Skip to main content

How it works

1

Decoding

The Chi-squared test uses decoded ciphertext content. For data encodings (Base64, Hexadecimal, Decimal, etc.), the raw data is first decoded to bytes and then converted to characters.
2

Ciphertext Settings

Chi-squared takes into consideration the settings for each ciphertext, including:
  • Ignore whitespace
  • Ignore punctuation
  • Ignore casing
  • Genericize text
These settings are applied before frequency analysis.
3

N-gram Generation

The text is divided into n-grams (character groupings) based on the configured n-gram size:
  • Size 1: Single characters (default)
  • Size 2: Bigrams (pairs of characters)
  • Size 3: Trigrams (triplets of characters)
  • And so on…
N-grams can be generated using either:
  • Sliding window: Overlapping n-grams (ABCD → AB, BC, CD)
  • Block mode: Non-overlapping n-grams (ABCD → AB, CD)
4

Frequency Calculation

The frequency of each n-gram is counted. The n-grams analyzed depend on the comparison mode:
  • English mode (n-gram size 1 only): Only alphabetic characters (A-Z) are counted; all other characters are filtered out.
  • Ciphertext mode: All n-grams are counted, including those with letters, numbers, symbols, and whitespace.
5

Chi-squared Calculation

The Chi-squared statistic is calculated using the formula:X² = Σ(Oᵢ - Eᵢ)² / EᵢWhere:
  • Oᵢ = Observed count of n-gram i
  • Eᵢ = Expected count of n-gram i
The expected count for each n-gram is calculated as: (expected percentage / 100) × total n-gram count

Chi-squared Settings

Comparison Mode

English Frequencies (Default)

Compares the ciphertext against standard English letter frequencies. Only available for n-gram size 1 (single characters), since we only have reference frequencies for individual letters.
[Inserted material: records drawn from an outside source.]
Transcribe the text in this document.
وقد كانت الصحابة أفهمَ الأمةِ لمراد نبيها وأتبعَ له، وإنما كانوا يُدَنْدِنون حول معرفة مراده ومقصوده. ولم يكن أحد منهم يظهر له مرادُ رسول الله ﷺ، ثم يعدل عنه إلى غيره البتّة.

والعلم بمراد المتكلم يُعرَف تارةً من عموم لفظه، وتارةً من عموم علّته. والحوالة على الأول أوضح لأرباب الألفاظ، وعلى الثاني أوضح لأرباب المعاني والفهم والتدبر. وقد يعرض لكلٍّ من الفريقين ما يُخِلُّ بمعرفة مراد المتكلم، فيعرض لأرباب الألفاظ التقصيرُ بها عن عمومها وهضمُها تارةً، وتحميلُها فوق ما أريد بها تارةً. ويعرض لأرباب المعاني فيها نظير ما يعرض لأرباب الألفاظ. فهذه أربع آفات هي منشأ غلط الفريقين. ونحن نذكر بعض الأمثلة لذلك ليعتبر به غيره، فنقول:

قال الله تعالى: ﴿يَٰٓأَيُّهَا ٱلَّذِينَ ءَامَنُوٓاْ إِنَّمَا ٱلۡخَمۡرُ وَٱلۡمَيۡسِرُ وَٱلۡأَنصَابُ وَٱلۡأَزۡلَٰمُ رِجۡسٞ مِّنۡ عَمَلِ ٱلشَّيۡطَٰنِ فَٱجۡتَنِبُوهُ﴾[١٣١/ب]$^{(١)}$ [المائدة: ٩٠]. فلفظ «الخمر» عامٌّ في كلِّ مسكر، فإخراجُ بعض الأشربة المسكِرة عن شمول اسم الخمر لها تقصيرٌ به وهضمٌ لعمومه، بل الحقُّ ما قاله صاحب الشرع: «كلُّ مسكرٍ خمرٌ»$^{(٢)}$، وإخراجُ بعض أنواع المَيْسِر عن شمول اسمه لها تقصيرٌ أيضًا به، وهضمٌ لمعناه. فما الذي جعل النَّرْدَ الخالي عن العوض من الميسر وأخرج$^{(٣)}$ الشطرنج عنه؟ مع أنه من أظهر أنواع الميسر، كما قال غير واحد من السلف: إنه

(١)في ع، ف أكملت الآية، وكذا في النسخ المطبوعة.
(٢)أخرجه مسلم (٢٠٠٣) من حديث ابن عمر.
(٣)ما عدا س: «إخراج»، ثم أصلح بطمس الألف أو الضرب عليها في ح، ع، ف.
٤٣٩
Only alphabetic characters (A-Z) are analyzed; all other characters are filtered out before comparison.

Another Ciphertext

Compares the ciphertext against the n-gram frequency distribution of a selected “base” ciphertext. Works with any n-gram size. After applying the ciphertext settings (ignore whitespace, ignore punctuation, etc.), all remaining n-grams are analyzed. When this mode is selected, you choose which ciphertext serves as the baseline for comparison.

N-gram Settings

N-gram Size

Controls how many characters are grouped together for frequency analysis:
  • 1 (default): Analyze single character frequencies
  • 2: Analyze bigram (two-character) frequencies
  • 3: Analyze trigram (three-character) frequencies
  • 4+: Analyze larger n-gram frequencies
Larger n-gram sizes can reveal patterns in polyalphabetic ciphers or detect repeated sequences. Note: English frequency comparison is only available for n-gram size 1.

N-gram Mode

  • Sliding Window: Creates overlapping n-grams. For “ABCD” with size 2: AB, BC, CD
  • Block: Creates non-overlapping n-grams. For “ABCD” with size 2: AB, CD
Sliding window produces more n-grams and may reveal more patterns, while block mode treats the text as discrete chunks.

Display Type

Table

Shows a summary for each ciphertext including:
  • Chi-squared score
  • Score interpretation
  • Number of n-grams analyzed

Graph

Displays a bar chart showing each n-gram’s contribution to the overall Chi-squared score:
  • English mode: Letters arranged by English frequency (most common to least common)
  • Ciphertext mode / N-gram mode: N-grams arranged by observed frequency

Score Interpretation

Score RangeInterpretation
0 - 30Excellent match
30 - 50Very good match
50 - 100Good match
100 - 150Moderate deviation
150 - 300Significant deviation
300+Very different
Lower scores indicate that the n-gram frequency distribution more closely matches the expected distribution.

Practical Application

Chi-squared analysis can be leveraged to:
  • Identify plaintext: A Chi-squared score near 0-50 against English frequencies suggests the text may be plaintext or a simple transposition cipher.
  • Detect substitution ciphers: Higher scores (100-300) often indicate substitution ciphers.
  • Analyze polyalphabetic ciphers: Using bigram or trigram analysis can reveal patterns not visible in single-letter analysis.
  • Compare ciphertexts: Use ciphertext comparison mode to determine if two encrypted messages share similar n-gram distributions.
  • Detect repeated patterns: Larger n-gram sizes can identify repeated sequences in ciphertexts.

Caveats

  • English mode only supports n-gram size 1 (single letters) because we don’t have reference frequencies for English bigrams, trigrams, etc.
  • Short ciphertexts may produce unreliable results, especially with larger n-gram sizes.
  • Larger n-gram sizes produce fewer total n-grams, which may reduce statistical significance.
  • When comparing against another ciphertext, ensure the base ciphertext is long enough to provide representative n-gram frequencies.